Imophoron has the potential to revolutionise the industry, reducing waste, helping vaccines to be developed more rapidly, and improving the distribution of vaccines in countries with warm climates.

The EIS opportunity

Imophoron is an excellent example of a company the Octopus Ventures EIS Service has backed which is aiming to transform an industry and improve people’s lives.

The Enterprise Investment Scheme (EIS) was introduced by the UK government to support long-term investment in young businesses which are important to the health of the UK economy. 

For a company to qualify for EIS funding, it must be in the early stages of its growth journey. The company must also be unquoted (which includes being AIM-listed for these purposes). 

Buying the shares of these kinds of companies can come with significant growth potential because they’re at the beginning of their growth curve. However, it also comes with significant risk to target that growth.

To compensate for some of the risk of investing in early-stage businesses, EIS-qualifying investments allow investors to claim several tax reliefs.
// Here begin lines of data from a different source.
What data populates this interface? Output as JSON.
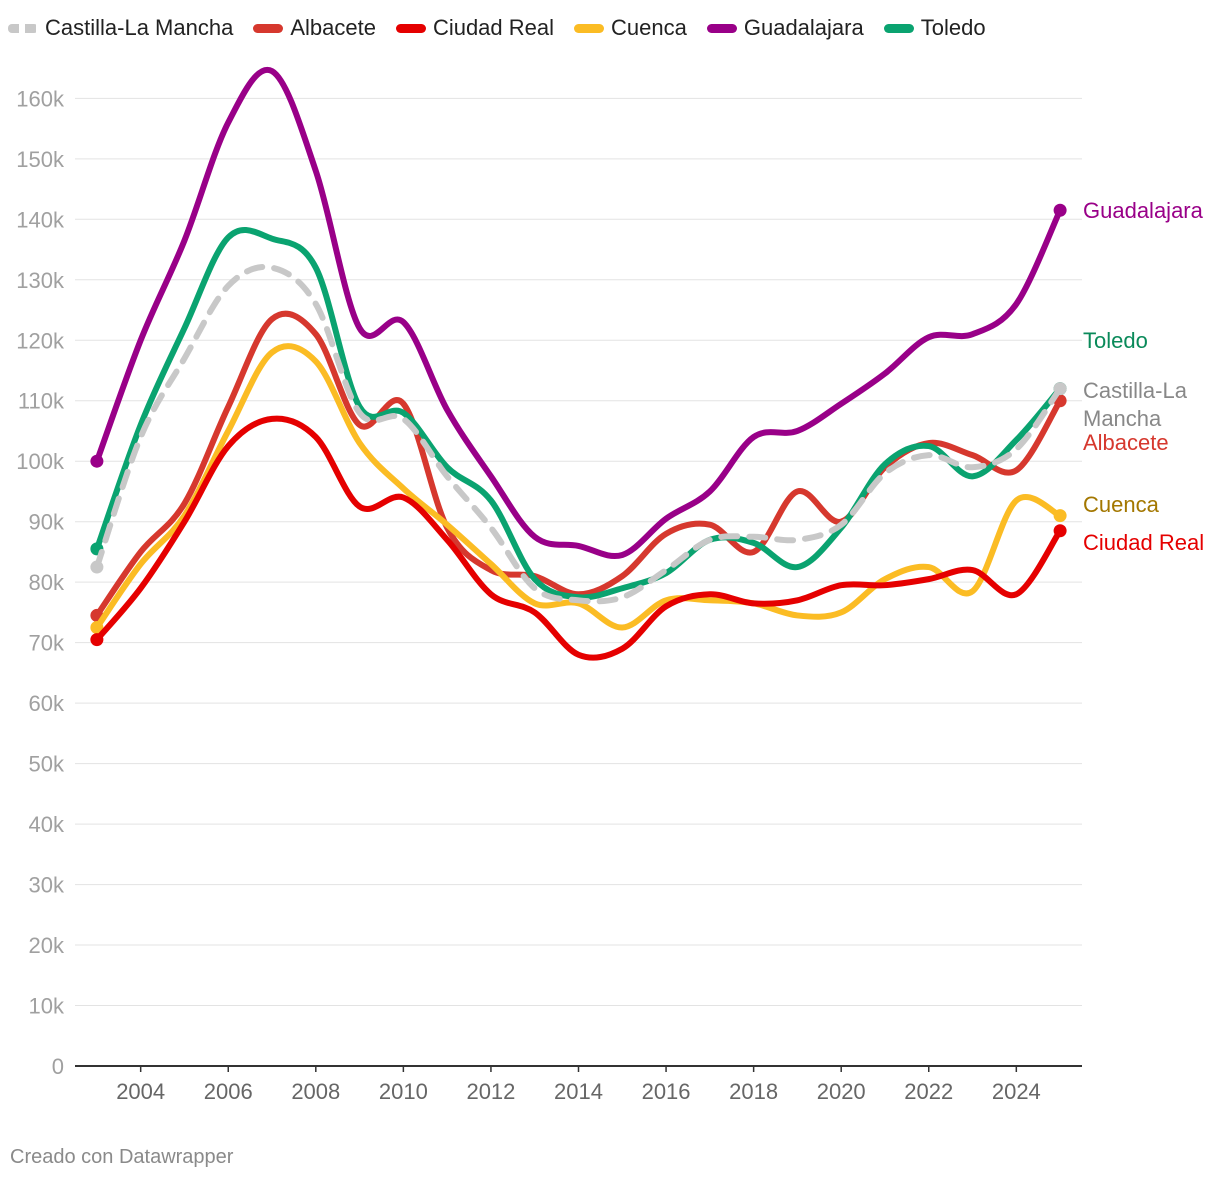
{
  "footer": {
    "credit": "Creado con Datawrapper"
  },
  "chart_data": {
    "type": "line",
    "title": "",
    "xlabel": "",
    "ylabel": "",
    "x": [
      2003,
      2004,
      2005,
      2006,
      2007,
      2008,
      2009,
      2010,
      2011,
      2012,
      2013,
      2014,
      2015,
      2016,
      2017,
      2018,
      2019,
      2020,
      2021,
      2022,
      2023,
      2024,
      2025
    ],
    "xlim": [
      2002.5,
      2025.5
    ],
    "ylim": [
      0,
      167000
    ],
    "x_ticks": [
      2004,
      2006,
      2008,
      2010,
      2012,
      2014,
      2016,
      2018,
      2020,
      2022,
      2024
    ],
    "x_tick_labels": [
      "2004",
      "2006",
      "2008",
      "2010",
      "2012",
      "2014",
      "2016",
      "2018",
      "2020",
      "2022",
      "2024"
    ],
    "y_ticks": [
      0,
      10000,
      20000,
      30000,
      40000,
      50000,
      60000,
      70000,
      80000,
      90000,
      100000,
      110000,
      120000,
      130000,
      140000,
      150000,
      160000
    ],
    "y_tick_labels": [
      "0",
      "10k",
      "20k",
      "30k",
      "40k",
      "50k",
      "60k",
      "70k",
      "80k",
      "90k",
      "100k",
      "110k",
      "120k",
      "130k",
      "140k",
      "150k",
      "160k"
    ],
    "grid": "horizontal",
    "legend_position": "top",
    "series": [
      {
        "name": "Castilla-La Mancha",
        "color": "#c8c8c8",
        "dashed": true,
        "label": [
          "Castilla-La",
          "Mancha"
        ],
        "label_color": "#888888",
        "values": [
          82500,
          104000,
          117000,
          129000,
          132000,
          126000,
          108000,
          107000,
          97500,
          89000,
          79000,
          77000,
          77500,
          82000,
          87000,
          87500,
          87000,
          89500,
          98000,
          101000,
          99000,
          102000,
          112000
        ]
      },
      {
        "name": "Albacete",
        "color": "#d6382e",
        "dashed": false,
        "label": [
          "Albacete"
        ],
        "label_color": "#d6382e",
        "values": [
          74500,
          85000,
          93000,
          109000,
          123500,
          121000,
          106000,
          109500,
          89000,
          82000,
          81000,
          78000,
          81000,
          88000,
          89500,
          85000,
          95000,
          90000,
          99000,
          103000,
          101000,
          98500,
          110000
        ]
      },
      {
        "name": "Ciudad Real",
        "color": "#e50000",
        "dashed": false,
        "label": [
          "Ciudad Real"
        ],
        "label_color": "#e50000",
        "values": [
          70500,
          79000,
          90000,
          102500,
          107000,
          104000,
          92500,
          94000,
          87000,
          78000,
          75000,
          68000,
          69000,
          76000,
          78000,
          76500,
          77000,
          79500,
          79500,
          80500,
          82000,
          78000,
          88500
        ]
      },
      {
        "name": "Cuenca",
        "color": "#fbbc24",
        "dashed": false,
        "label": [
          "Cuenca"
        ],
        "label_color": "#a37700",
        "values": [
          72500,
          83000,
          91000,
          105000,
          118000,
          116500,
          103000,
          95500,
          89500,
          83000,
          76500,
          76500,
          72500,
          77000,
          77000,
          76500,
          74500,
          75000,
          80500,
          82500,
          78500,
          93500,
          91000
        ]
      },
      {
        "name": "Guadalajara",
        "color": "#990088",
        "dashed": false,
        "label": [
          "Guadalajara"
        ],
        "label_color": "#990088",
        "values": [
          100000,
          120000,
          136500,
          156000,
          164500,
          148000,
          122000,
          123000,
          108500,
          97500,
          87500,
          86000,
          84500,
          90500,
          95000,
          104000,
          105000,
          109500,
          114500,
          120500,
          121000,
          126000,
          141500
        ]
      },
      {
        "name": "Toledo",
        "color": "#0aa370",
        "dashed": false,
        "label": [
          "Toledo"
        ],
        "label_color": "#0a8a5a",
        "values": [
          85500,
          106000,
          122000,
          137000,
          136800,
          132000,
          109000,
          108000,
          99000,
          93500,
          80500,
          77500,
          79000,
          81500,
          87000,
          86500,
          82500,
          89000,
          99500,
          102500,
          97500,
          103500,
          112000
        ]
      }
    ]
  }
}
These tax reliefs can be useful for a client’s tax planning and include:

  • Income tax relief on up to 30% of the amount invested.
  • Any growth in the value of EIS-qualifying shares is tax-free, which can be powerful as EIS companies often have significant growth potential.
  • Losses made on an EIS company can be offset against either a capital gains tax bill or an income tax bill, depending on which better suits their needs. (Loss relief can be claimed even if overall portfolio performance is positive.)
  • If an investor decides to reinvest the capital gain on the sale of another asset into an EIS-qualifying company, they can defer the capital gains tax due until their EIS shares are sold.
  • EIS shares held at death should qualify for Business Property Relief if they have been held for at least two years, meaning they can be passed to beneficiaries free from inheritance tax.

High growth potential means high risk

Investing in EIS companies is high risk. An investment could fall in value, potentially to nil, and investors may not get back the full amount invested.

There are also tax, volatility and liquidity risks to consider.

Shares in unquoted companies cannot easily be sold, as it may take time to find a buyer. When investing in an EIS portfolio, an exit is only possible when each individual company is sold. So a client’s investment should be considered illiquid and a long-term investment.